Namun, justru anggota polisi tersebut justru mendapatkan serangan.
"Ketika dua geng ini melakukan tawuran, muncul anggota polisi. Kemudian dilakukan upaya melerai, namun ternyata anggota polisi dilakukan penyerangan hingga dilakukan tindakan tegas," kata Irwan.
Anggota itu kemudian melepaskan tembakan peringatan dan mengenai korban G yang merupakan anggota gangster Tanggul Pojok.
Korban terkena tembakan di bagian pinggul.
Oleh anggota polisi tersebut, korban kemudian dibawa ke RSUP dr Kariadi Semarang bersama beberapa anggota gangster Seroja, yang merupakan kelompok lawan korban.
"Ketika dibawa rumah sakit yang menolong dari kelompok lawan dari kelompok Seroja plus anggota kita itu. Jam 10.00 pagi kan belum diketahui identitasnya. Dari kelompok Seroja juga tidak mengenali," ujarnya.

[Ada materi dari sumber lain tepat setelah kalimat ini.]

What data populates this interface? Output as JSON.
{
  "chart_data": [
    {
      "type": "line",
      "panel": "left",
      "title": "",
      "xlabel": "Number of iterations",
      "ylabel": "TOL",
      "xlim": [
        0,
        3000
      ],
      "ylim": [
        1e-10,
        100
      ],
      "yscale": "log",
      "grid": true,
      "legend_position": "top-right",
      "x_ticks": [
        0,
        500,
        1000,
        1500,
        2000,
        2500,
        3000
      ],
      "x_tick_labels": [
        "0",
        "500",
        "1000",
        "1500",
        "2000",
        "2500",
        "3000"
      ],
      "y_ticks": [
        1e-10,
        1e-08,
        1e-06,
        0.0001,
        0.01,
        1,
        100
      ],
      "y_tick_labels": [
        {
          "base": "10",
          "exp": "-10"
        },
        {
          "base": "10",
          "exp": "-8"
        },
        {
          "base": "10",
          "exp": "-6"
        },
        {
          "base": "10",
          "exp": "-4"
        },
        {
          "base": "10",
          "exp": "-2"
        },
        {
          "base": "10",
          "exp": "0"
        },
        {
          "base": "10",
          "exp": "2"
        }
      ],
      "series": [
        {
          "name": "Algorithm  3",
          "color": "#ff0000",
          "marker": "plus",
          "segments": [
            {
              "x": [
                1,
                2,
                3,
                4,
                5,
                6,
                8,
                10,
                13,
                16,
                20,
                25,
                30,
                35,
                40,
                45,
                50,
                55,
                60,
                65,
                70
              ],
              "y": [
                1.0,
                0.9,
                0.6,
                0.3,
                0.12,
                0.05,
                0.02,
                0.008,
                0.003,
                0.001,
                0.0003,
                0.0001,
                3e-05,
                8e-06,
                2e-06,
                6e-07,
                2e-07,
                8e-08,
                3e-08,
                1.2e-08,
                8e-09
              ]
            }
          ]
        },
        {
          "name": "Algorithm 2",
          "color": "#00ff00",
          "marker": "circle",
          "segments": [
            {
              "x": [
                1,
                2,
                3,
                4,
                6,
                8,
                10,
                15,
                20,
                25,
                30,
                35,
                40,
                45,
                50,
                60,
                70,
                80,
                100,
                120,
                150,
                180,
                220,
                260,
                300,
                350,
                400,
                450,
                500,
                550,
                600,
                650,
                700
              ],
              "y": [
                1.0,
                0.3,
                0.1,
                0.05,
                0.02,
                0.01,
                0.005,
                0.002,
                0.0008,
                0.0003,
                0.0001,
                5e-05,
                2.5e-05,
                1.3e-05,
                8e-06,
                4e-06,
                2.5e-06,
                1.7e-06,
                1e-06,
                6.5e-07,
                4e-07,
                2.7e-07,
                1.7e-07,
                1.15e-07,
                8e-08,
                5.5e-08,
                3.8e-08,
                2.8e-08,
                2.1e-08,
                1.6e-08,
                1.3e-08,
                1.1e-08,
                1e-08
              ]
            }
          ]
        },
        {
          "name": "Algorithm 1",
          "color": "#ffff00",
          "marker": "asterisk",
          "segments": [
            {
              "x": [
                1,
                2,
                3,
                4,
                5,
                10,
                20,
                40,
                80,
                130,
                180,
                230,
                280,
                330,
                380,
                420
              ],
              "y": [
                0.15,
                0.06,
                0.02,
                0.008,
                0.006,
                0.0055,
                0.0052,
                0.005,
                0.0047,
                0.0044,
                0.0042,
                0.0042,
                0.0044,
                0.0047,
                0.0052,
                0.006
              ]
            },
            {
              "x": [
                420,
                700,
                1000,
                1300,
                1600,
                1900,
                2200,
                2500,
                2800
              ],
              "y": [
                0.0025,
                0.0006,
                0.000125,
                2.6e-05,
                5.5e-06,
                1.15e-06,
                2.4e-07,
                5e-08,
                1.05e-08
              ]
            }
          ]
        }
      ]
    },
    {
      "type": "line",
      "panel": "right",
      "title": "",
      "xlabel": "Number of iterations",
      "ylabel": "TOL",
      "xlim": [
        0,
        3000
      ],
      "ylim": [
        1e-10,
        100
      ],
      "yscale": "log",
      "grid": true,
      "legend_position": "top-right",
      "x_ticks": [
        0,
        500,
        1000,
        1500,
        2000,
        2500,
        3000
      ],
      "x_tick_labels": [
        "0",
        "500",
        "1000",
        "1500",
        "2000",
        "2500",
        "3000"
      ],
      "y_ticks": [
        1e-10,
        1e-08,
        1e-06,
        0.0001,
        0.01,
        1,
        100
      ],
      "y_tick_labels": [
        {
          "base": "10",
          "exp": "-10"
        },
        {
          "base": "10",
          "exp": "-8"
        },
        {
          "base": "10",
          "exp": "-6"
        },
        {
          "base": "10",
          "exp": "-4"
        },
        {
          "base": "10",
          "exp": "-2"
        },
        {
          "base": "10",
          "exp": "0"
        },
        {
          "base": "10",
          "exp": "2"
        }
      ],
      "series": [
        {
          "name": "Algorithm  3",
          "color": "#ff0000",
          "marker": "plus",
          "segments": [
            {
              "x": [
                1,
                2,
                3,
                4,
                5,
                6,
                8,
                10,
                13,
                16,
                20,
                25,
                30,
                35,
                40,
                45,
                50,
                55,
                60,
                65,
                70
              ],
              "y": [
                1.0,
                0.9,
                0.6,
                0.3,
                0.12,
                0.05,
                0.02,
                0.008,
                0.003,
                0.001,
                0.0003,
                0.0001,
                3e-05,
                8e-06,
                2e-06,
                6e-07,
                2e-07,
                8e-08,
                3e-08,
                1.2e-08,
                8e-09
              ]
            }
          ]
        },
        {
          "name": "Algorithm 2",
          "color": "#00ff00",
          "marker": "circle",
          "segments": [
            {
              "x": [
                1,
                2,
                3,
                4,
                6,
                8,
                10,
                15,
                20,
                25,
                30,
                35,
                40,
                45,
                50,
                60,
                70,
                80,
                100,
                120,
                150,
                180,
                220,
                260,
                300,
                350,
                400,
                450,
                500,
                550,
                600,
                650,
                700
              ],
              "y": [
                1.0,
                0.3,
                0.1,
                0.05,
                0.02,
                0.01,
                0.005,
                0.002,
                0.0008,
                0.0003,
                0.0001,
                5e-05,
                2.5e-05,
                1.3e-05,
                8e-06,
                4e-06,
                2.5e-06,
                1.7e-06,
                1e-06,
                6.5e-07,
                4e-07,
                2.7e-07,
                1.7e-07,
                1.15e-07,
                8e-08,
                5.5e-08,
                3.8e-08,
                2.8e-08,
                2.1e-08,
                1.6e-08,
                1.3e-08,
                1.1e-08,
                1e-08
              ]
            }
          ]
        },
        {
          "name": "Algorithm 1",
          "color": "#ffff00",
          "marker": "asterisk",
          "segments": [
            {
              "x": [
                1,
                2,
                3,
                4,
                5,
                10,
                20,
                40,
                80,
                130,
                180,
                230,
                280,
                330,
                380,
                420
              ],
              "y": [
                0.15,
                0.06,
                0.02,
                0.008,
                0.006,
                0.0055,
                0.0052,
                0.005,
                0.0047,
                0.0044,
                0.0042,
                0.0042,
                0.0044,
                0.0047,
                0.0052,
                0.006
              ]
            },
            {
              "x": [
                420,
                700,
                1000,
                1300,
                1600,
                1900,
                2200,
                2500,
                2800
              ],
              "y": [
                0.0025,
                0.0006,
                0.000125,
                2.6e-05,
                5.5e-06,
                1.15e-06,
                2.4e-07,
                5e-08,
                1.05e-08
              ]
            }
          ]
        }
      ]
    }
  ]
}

Setelah diketahui identitasnya, pihak keluarga kemudian membawa jenazah korban ke kampung halaman ayahnya di Sragen untuk dimakamkan di sana.
Baca Juga: Kecelakaan Maut Mobil Ertiga Seruduk Elf di Tol Semarang-Batang, 1 Penumpang Meninggal Dunia
Irwan mengatakan, sebanyak 12 orang telah dimintai keterangan dan empat orang dijadikan tersangka atas kasus tawuran antar dua gangster tersebut.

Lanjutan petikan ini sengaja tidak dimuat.